I'm not married; I won't wear rings on my left hand, period.

Interestingly enough, I enjoy wearing choker style necklaces, rather than longer ones, but I've made a conscious choice to not do so, as I don't wish to project an image of being something I am not.

So in my own way, I do assign signifigance to a simple ordinary object, even though I (personally) find the symbolism a bit silly.

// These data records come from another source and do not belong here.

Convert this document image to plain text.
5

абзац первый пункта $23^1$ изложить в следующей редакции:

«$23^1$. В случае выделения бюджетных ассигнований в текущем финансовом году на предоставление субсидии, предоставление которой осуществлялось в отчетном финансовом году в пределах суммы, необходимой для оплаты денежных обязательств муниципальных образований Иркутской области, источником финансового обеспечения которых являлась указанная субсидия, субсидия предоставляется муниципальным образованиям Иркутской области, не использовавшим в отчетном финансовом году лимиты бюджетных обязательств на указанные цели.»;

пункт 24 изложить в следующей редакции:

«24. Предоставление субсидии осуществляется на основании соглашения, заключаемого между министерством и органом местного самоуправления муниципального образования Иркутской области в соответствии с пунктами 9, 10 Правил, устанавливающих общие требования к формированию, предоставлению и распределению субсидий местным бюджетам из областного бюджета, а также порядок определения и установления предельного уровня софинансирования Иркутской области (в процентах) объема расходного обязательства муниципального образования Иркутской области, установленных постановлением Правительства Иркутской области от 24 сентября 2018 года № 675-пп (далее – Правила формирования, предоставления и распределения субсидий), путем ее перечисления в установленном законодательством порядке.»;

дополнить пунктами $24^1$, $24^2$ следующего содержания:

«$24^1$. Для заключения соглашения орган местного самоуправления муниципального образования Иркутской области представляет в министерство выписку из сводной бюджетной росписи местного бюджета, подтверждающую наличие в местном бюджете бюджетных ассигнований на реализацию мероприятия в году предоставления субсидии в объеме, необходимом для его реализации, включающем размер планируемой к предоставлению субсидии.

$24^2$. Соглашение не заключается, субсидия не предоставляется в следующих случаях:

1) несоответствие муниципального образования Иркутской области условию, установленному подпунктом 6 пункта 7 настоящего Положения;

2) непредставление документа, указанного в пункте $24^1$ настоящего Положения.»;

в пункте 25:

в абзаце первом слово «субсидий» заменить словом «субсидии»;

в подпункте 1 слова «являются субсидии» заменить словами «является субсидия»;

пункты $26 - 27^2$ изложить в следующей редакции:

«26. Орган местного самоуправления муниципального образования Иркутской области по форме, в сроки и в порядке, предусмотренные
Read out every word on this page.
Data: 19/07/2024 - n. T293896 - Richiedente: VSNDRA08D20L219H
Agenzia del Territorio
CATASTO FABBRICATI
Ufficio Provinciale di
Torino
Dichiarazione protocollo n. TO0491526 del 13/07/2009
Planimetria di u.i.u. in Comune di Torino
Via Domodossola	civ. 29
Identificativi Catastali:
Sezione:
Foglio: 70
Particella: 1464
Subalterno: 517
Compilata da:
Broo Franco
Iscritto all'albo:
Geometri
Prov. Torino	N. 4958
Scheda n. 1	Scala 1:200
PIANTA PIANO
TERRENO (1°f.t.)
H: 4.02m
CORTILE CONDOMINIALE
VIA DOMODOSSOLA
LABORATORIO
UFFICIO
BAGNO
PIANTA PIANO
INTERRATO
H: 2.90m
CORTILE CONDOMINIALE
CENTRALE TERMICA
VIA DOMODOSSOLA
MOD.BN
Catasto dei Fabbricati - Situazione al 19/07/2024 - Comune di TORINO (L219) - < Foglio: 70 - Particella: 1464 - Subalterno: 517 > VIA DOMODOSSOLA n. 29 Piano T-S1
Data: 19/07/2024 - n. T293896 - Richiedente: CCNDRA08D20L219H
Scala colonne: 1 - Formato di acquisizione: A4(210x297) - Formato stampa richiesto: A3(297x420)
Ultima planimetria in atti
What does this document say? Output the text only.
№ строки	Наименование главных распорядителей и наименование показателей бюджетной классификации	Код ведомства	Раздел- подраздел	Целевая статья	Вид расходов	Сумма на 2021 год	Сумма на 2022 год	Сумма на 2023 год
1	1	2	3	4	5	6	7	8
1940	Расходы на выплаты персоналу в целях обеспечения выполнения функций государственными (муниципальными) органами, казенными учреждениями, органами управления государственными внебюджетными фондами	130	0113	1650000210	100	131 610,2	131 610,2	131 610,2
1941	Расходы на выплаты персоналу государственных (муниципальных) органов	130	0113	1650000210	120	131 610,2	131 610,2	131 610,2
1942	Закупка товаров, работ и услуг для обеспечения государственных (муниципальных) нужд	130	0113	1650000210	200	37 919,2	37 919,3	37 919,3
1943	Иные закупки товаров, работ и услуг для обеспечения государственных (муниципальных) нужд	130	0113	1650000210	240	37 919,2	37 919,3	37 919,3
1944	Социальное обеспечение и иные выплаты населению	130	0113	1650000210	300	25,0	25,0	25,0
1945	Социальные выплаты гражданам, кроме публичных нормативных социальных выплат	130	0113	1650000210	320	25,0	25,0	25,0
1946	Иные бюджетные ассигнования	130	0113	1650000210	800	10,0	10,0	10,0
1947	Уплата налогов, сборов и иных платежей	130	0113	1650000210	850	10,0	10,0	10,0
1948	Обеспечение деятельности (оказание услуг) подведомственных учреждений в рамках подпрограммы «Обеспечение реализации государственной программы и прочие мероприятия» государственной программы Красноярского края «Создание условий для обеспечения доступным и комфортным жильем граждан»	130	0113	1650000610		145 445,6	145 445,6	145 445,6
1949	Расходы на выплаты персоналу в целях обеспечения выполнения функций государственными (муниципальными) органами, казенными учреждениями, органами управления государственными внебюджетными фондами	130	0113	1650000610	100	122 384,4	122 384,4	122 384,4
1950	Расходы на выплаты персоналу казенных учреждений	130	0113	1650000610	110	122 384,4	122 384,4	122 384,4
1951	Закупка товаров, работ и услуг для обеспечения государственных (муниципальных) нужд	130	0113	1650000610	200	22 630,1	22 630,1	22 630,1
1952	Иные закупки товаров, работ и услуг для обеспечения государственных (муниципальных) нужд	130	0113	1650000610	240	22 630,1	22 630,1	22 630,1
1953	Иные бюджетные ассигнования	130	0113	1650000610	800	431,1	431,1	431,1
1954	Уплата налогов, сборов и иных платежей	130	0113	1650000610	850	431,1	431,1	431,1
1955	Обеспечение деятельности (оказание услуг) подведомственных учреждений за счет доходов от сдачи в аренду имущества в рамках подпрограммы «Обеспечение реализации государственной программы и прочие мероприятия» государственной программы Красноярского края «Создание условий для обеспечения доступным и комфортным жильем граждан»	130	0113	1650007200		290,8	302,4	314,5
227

Myabe my breakdown comes in that I don't really have a lot of security blanket sorts of things in my Life, although I refuse to be more than 3 steps away from my cell phone, as it is my lifeline to those I Love. (I even keep my cell phone within reach whilst showering. LOL) Those who are Important to me, are with me 24/7, even when they are thousands of miles away, even if our only contact is an exhausted 2 minute phone call at 1am to say goodnight. On occasion, I might slip a little token of some sort into my pocket to remember them more vividly, but it doesn't grant me any more bravery, peace of mind, or sense of security than if I'm not carrying such a tome. I don't understand the intenseness of the collar... maybe I'm just not wired in such a way as to be able to... :confused:
 
I do not find collaring necessary to have a viable D/s relationship with my submissive(s). If the relatioship evolves to that level, fine, but if it does not that is also fine. Others may take a different view. YMMV.